After more than 15 years of contentious debate on the issue, 122 countries voted in favor of a compromise Bolivian resolution enshrining the right, while the United States, Britain, Canada, Australia and 37 other nations abstained.
The non-binding text "declares the right to safe and clean drinking water and sanitation as a human right that is essential for the full enjoyment of the right to life."
It expresses deep concern that 884 million people lack access to safe drinking water and that more 2.6 billion do not have access to basic sanitation.
It notes that roughly two million people die every year from diseases caused by unsafe water and sanitation, most of them small children.
And it points to the pledge made by world leaders in 2000 as part of the poverty-reduction Millennium Development Goals (MDGs) to reduce by half, by 2015, the proportion of people without sustainable access to safe drinking water and sanitation.
The resolution urges states and international organizations to provide financial and technological assistance to help developing countries "scale up efforts to provide safe, clean, accessible and affordable water and sanitation for all."
"This is a historic day for the world, a big step in the right direction" toward the distant goal of a water treaty, Canada's leading water activist Maude Barlow told AFP.
"It is going to mean a huge amount to our movement around the world, to local community groups fighting for water rights, water justice against governments, corporations which are not respecting their rights."
Barlow, a former senior adviser to the UN General Assembly on the water issue, said some wealthy countries abstained out of fear "that they are going to be asked to pay the price tag" or that the resolution would give "tools to their own people to use against them."
She welcomed the fact that major countries such as China, Russia, Germany, France, Spain and Brazil backed the resolution.
Of her country's abstention, she said: "We are terribly disappointed."
She said Canada's conservative government wants the right to sell water.
"They know that if they say it is a human right it will be a contradiction to want to turn it into a commodity," she added.
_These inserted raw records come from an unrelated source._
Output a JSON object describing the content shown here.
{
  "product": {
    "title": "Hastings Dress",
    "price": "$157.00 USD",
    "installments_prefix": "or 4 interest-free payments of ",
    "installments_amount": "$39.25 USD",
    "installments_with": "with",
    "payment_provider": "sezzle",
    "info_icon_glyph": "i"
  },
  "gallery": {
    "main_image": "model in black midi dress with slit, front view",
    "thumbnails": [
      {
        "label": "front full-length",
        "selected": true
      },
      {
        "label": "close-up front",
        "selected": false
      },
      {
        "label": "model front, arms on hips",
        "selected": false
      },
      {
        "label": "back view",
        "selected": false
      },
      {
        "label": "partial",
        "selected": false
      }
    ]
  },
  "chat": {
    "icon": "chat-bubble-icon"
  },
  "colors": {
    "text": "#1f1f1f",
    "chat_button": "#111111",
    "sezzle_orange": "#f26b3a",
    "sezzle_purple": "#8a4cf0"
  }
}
The resolution also welcomes the Geneva-based UN Human Rights Council's request that Portugal's Catarina de Albuquerque, the UN Independent Expert on human rights obligations related to access to safe drinking water, report annually to the General Assembly as well.
De Albuquerque's report is to focus on the key challenges to achieving the right to safe and clean drinking water and sanitation, as well as on progress towards the relevant MDGs.
Germany's UN Ambassador Peter Wittig also hailed the resolution, although he said he would have preferred language with "a clearer message on the primary responsibility of states to ensure the realization of human rights for all those living under their jurisdiction."
And he disagreed with those member states that voiced concern about the impact of the resolution on the Geneva process led by de Albuquerque.
"We see the resolution as a complement to the ongoing process on water and sanitation in Geneva," he noted.